PHE: Jay, what was it like in Chicago in terms of the intellectual and cultural communities?

JG: Chicago for me was not a place where I lobbied the government.  It has its universities and intellectual community, but in terms of my psychohistorical interest, I did not feel connected and was pursuing my own interests alone — as I have most of my life.  Chicago was a good place to live, with its theaters, orchestras, operas, museums, and varied culinary culture.  In many ways I enjoyed living there, though with only two years exposure to Manhattan, I find it is true that there is nothing like it. I enjoyed Chicago.
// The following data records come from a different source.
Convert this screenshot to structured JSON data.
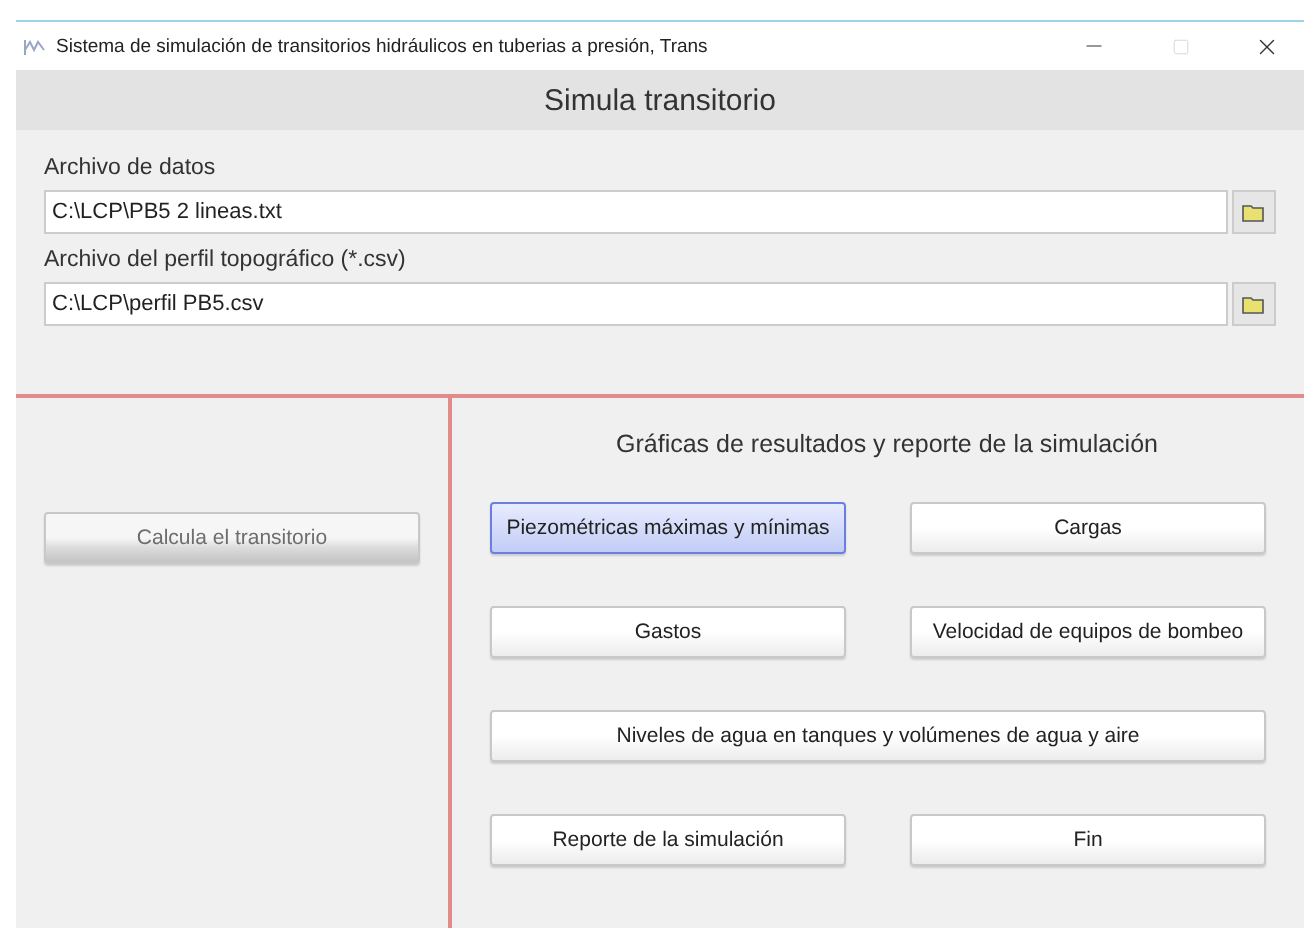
{
  "window": {
    "title": "Sistema de simulación de transitorios hidráulicos en tuberias a presión, Trans"
  },
  "header": {
    "title": "Simula transitorio"
  },
  "files": [
    {
      "label": "Archivo de datos",
      "value": "C:\\LCP\\PB5 2 lineas.txt"
    },
    {
      "label": "Archivo del perfil topográfico (*.csv)",
      "value": "C:\\LCP\\perfil PB5.csv"
    }
  ],
  "left_panel": {
    "button": {
      "label": "Calcula el transitorio",
      "disabled": true
    }
  },
  "right_panel": {
    "title": "Gráficas de resultados y reporte de la simulación",
    "buttons": [
      {
        "label": "Piezométricas máximas y mínimas",
        "focused": true,
        "wide": false
      },
      {
        "label": "Cargas",
        "focused": false,
        "wide": false
      },
      {
        "label": "Gastos",
        "focused": false,
        "wide": false
      },
      {
        "label": "Velocidad de equipos de bombeo",
        "focused": false,
        "wide": false
      },
      {
        "label": "Niveles de agua en tanques y volúmenes de agua y aire",
        "focused": false,
        "wide": true
      },
      {
        "label": "Reporte de la simulación",
        "focused": false,
        "wide": false
      },
      {
        "label": "Fin",
        "focused": false,
        "wide": false
      }
    ]
  }
}
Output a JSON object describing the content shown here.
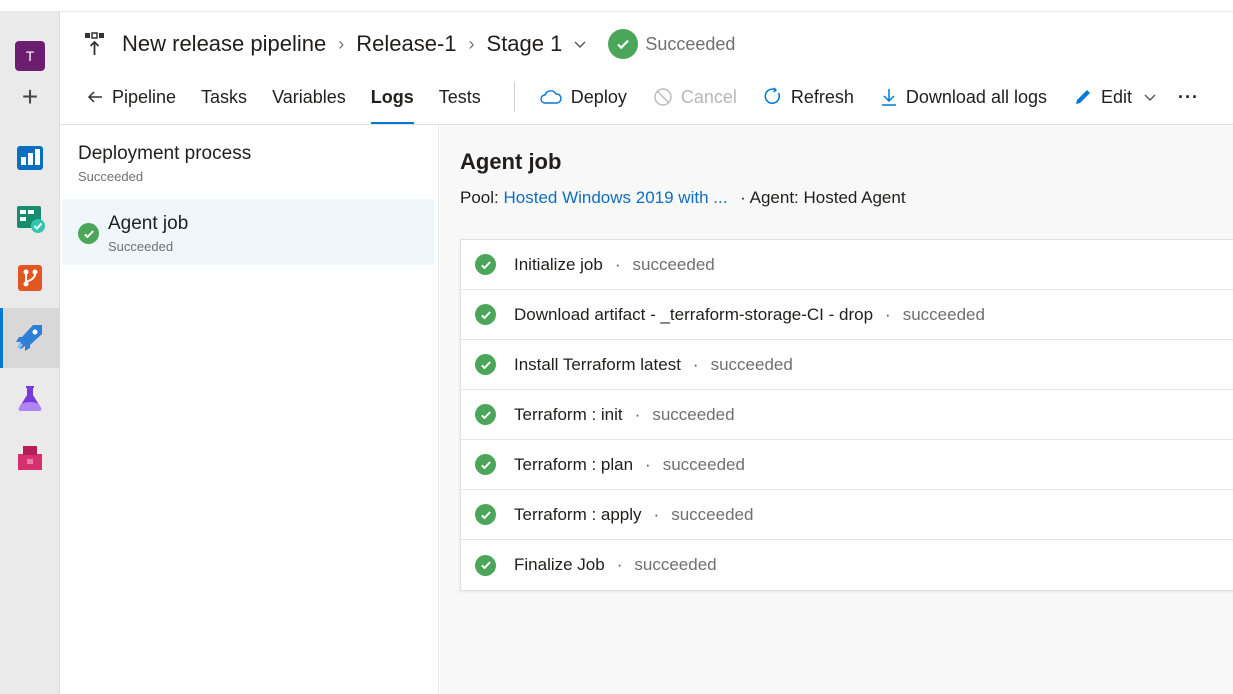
{
  "header": {
    "pipeline_name": "New release pipeline",
    "release_name": "Release-1",
    "stage_name": "Stage 1",
    "status": "Succeeded"
  },
  "rail": {
    "avatar_letter": "T"
  },
  "toolbar": {
    "back_label": "Pipeline",
    "tabs": [
      "Tasks",
      "Variables",
      "Logs",
      "Tests"
    ],
    "active_tab": "Logs",
    "deploy": "Deploy",
    "cancel": "Cancel",
    "refresh": "Refresh",
    "download": "Download all logs",
    "edit": "Edit",
    "more": "···"
  },
  "left_panel": {
    "process_title": "Deployment process",
    "process_status": "Succeeded",
    "job_title": "Agent job",
    "job_status": "Succeeded"
  },
  "main": {
    "job_title": "Agent job",
    "pool_label": "Pool:",
    "pool_value": "Hosted Windows 2019 with ...",
    "agent_text": "· Agent: Hosted Agent",
    "steps": [
      {
        "name": "Initialize job",
        "status": "succeeded"
      },
      {
        "name": "Download artifact - _terraform-storage-CI - drop",
        "status": "succeeded"
      },
      {
        "name": "Install Terraform latest",
        "status": "succeeded"
      },
      {
        "name": "Terraform : init",
        "status": "succeeded"
      },
      {
        "name": "Terraform : plan",
        "status": "succeeded"
      },
      {
        "name": "Terraform : apply",
        "status": "succeeded"
      },
      {
        "name": "Finalize Job",
        "status": "succeeded"
      }
    ]
  },
  "colors": {
    "accent": "#0078d4",
    "success": "#4ba65a",
    "link": "#106ebe"
  }
}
I enjoy New York more.

PHE: What are your thoughts about the future of psychohistory?

MC: I see psychohistory and psychobiography as the long-term remnants of the religion of Freud.  In many respects, Freudianism is already in the process of being dismantled, especially where it applies to real medical illnesses — though it still exists in France.  French parents of autistic children are still psychoanalyzed which is a disgrace.  But I see Freudian concepts remaining because they are so powerful and interesting relative to so-called normal human behaviors such as groups who go to war, normal individuals who are creative, and people who have real life problems that need solving.

PHE: Mary, do you consider personal psychoanalysis to be part of the medical uses of Freud?
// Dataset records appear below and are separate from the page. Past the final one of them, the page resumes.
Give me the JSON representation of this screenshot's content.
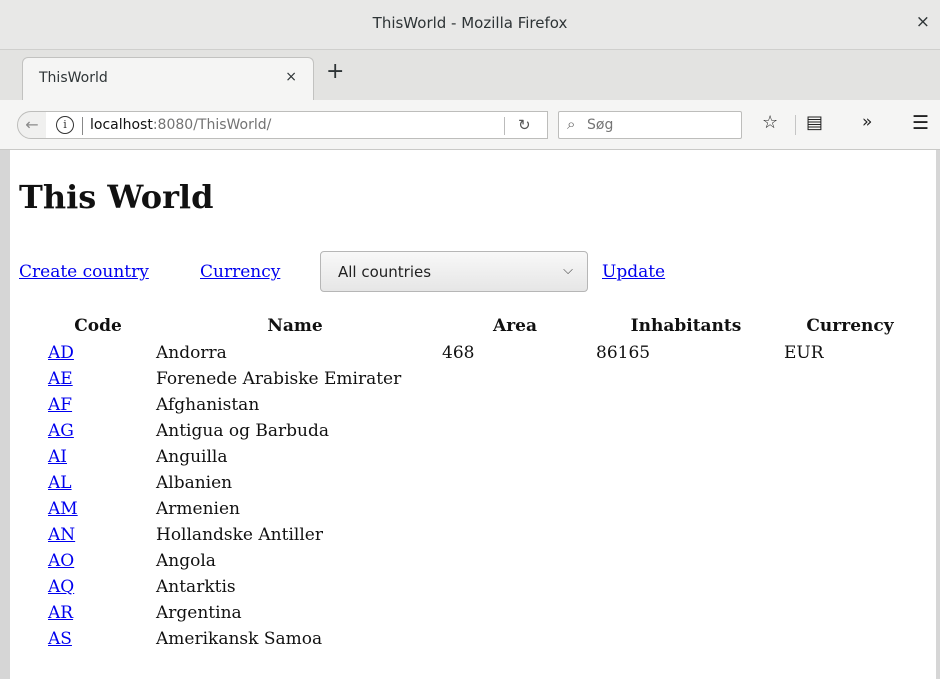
{
  "window": {
    "title": "ThisWorld - Mozilla Firefox",
    "close_glyph": "×"
  },
  "tabs": [
    {
      "label": "ThisWorld",
      "close_glyph": "×"
    }
  ],
  "new_tab_glyph": "+",
  "address_bar": {
    "host": "localhost",
    "rest": ":8080/ThisWorld/"
  },
  "search": {
    "placeholder": "Søg"
  },
  "page": {
    "title": "This World",
    "links": {
      "create_country": "Create country",
      "currency": "Currency",
      "update": "Update"
    },
    "country_filter": {
      "selected": "All countries"
    },
    "table": {
      "headers": {
        "code": "Code",
        "name": "Name",
        "area": "Area",
        "inhabitants": "Inhabitants",
        "currency": "Currency"
      },
      "rows": [
        {
          "code": "AD",
          "name": "Andorra",
          "area": "468",
          "inhabitants": "86165",
          "currency": "EUR"
        },
        {
          "code": "AE",
          "name": "Forenede Arabiske Emirater",
          "area": "",
          "inhabitants": "",
          "currency": ""
        },
        {
          "code": "AF",
          "name": "Afghanistan",
          "area": "",
          "inhabitants": "",
          "currency": ""
        },
        {
          "code": "AG",
          "name": "Antigua og Barbuda",
          "area": "",
          "inhabitants": "",
          "currency": ""
        },
        {
          "code": "AI",
          "name": "Anguilla",
          "area": "",
          "inhabitants": "",
          "currency": ""
        },
        {
          "code": "AL",
          "name": "Albanien",
          "area": "",
          "inhabitants": "",
          "currency": ""
        },
        {
          "code": "AM",
          "name": "Armenien",
          "area": "",
          "inhabitants": "",
          "currency": ""
        },
        {
          "code": "AN",
          "name": "Hollandske Antiller",
          "area": "",
          "inhabitants": "",
          "currency": ""
        },
        {
          "code": "AO",
          "name": "Angola",
          "area": "",
          "inhabitants": "",
          "currency": ""
        },
        {
          "code": "AQ",
          "name": "Antarktis",
          "area": "",
          "inhabitants": "",
          "currency": ""
        },
        {
          "code": "AR",
          "name": "Argentina",
          "area": "",
          "inhabitants": "",
          "currency": ""
        },
        {
          "code": "AS",
          "name": "Amerikansk Samoa",
          "area": "",
          "inhabitants": "",
          "currency": ""
        }
      ]
    }
  }
}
MC: The answer is No.  I think his ideas are a mixture of brilliant insights and idiotic theories jumbled together.  When Freud asks, “What do women want?”, my answer is, “Not to be demonized as mothers.”  The majority of mothers do a wonderful job of raising their children.  He is one proof of it himself.  In medicine, most of Freud’s theories were more negative than positive.  They held back the understanding of mental illness as a biochemical phenomenon.
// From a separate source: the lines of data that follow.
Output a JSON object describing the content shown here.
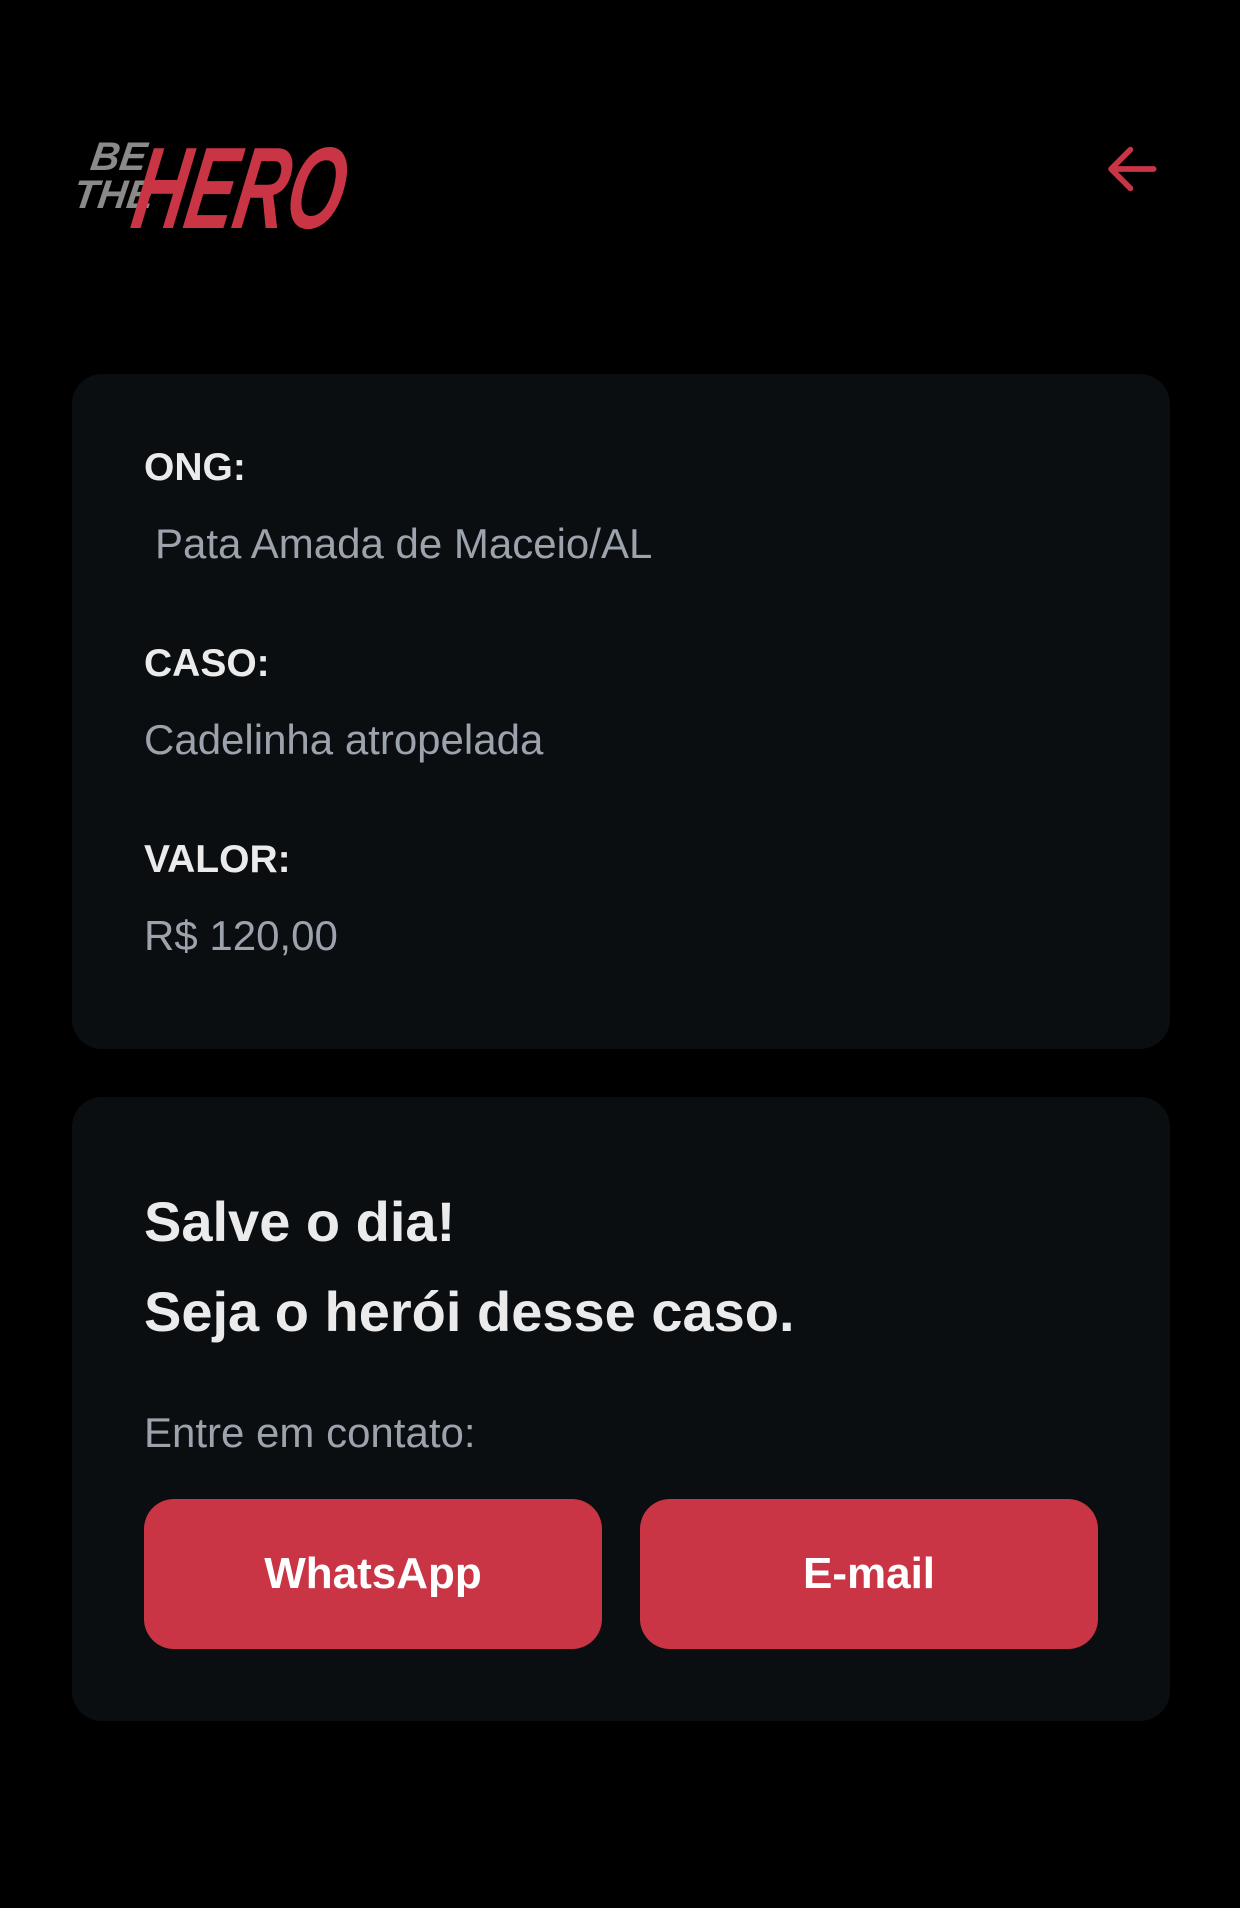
{
  "brand": {
    "logo_line1": "BE",
    "logo_line2": "THE",
    "logo_main": "HERO",
    "accent_color": "#c93545"
  },
  "header": {
    "back_icon": "arrow-left-icon"
  },
  "incident": {
    "ong_label": "ONG:",
    "ong_value": "Pata Amada de Maceio/AL",
    "case_label": "CASO:",
    "case_value": "Cadelinha atropelada",
    "value_label": "VALOR:",
    "value_value": "R$ 120,00"
  },
  "contact": {
    "title_line1": "Salve o dia!",
    "title_line2": "Seja o herói desse caso.",
    "subtitle": "Entre em contato:",
    "whatsapp_label": "WhatsApp",
    "email_label": "E-mail"
  }
}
PHE: Jay, do you agree with Mary on the issues of the value of medical psychoanalysis and Freudianism or do you have other light to shine on them?

JG: Well, I agree with her that Freudian psychology is losing some of its appeal — certainly in clinical practice.  I think more of it will be preserved in application to the arts, literature, and history.  As an American pragmatist, I accept any model that works.  I say fine to anyone starting with whatever model, even if it is not my type of psychodynamic approach, who arrives at useful, thought provoking conclusions.

Regarding my thoughts about psychohistory, I see it divided into the two major branches of psychobiography and group psychohistory.  It is a mistake to pit one against the other because they are not in opposition.  Not infrequently psychobiography, as it deals with the life of one subject, crosses over into the protagonist’s milieu (the group’s life), shedding light onto more generalized issues that relate to group psychohistory.  Group psychohistory is a questionable field to many academics and clinicians who are not sure just what it is.  People understand psychobiography as delving in depth into all sorts of life details of a single subject, including interpersonal relations.  However, when you say group psychohistory, people frequently don’t get it.  The only thing they might buy is the notion of national character which is not quite group psychohistory.

PHE: Why do you consider national character to be “not quite group psychohistory?”

JG: Studies of national character usually are focused on tests and measurements of personality traits so as to determine the modal personality within each culture.  Such studies tend to neglect the dynamic interplay of art, politics, religion, and ideologies in the group’s history.

I would like to see more works done in the realm of group psychohistory, because I think that on many life or death issues (not the least of which is war and peace) it is group psychohistory which exposes the arena in which all of these forces actually interact.  Certainly, I would definitely be happy to see all forms of psychohistory flourish.

PHE: We certainly need more group psychohistory, although I am sometimes troubled by people jumping, in its name, to broad and often erroneous generalizations about groups.  But this is a discussion for another time.  In the meantime, we have our Group Psychohistory Symposium in Clio’s Psyche.  (December, 2000, Vol. 7, No. 3, pp. 102, 141-155)  I want to thank the two of you for a most interesting afternoon.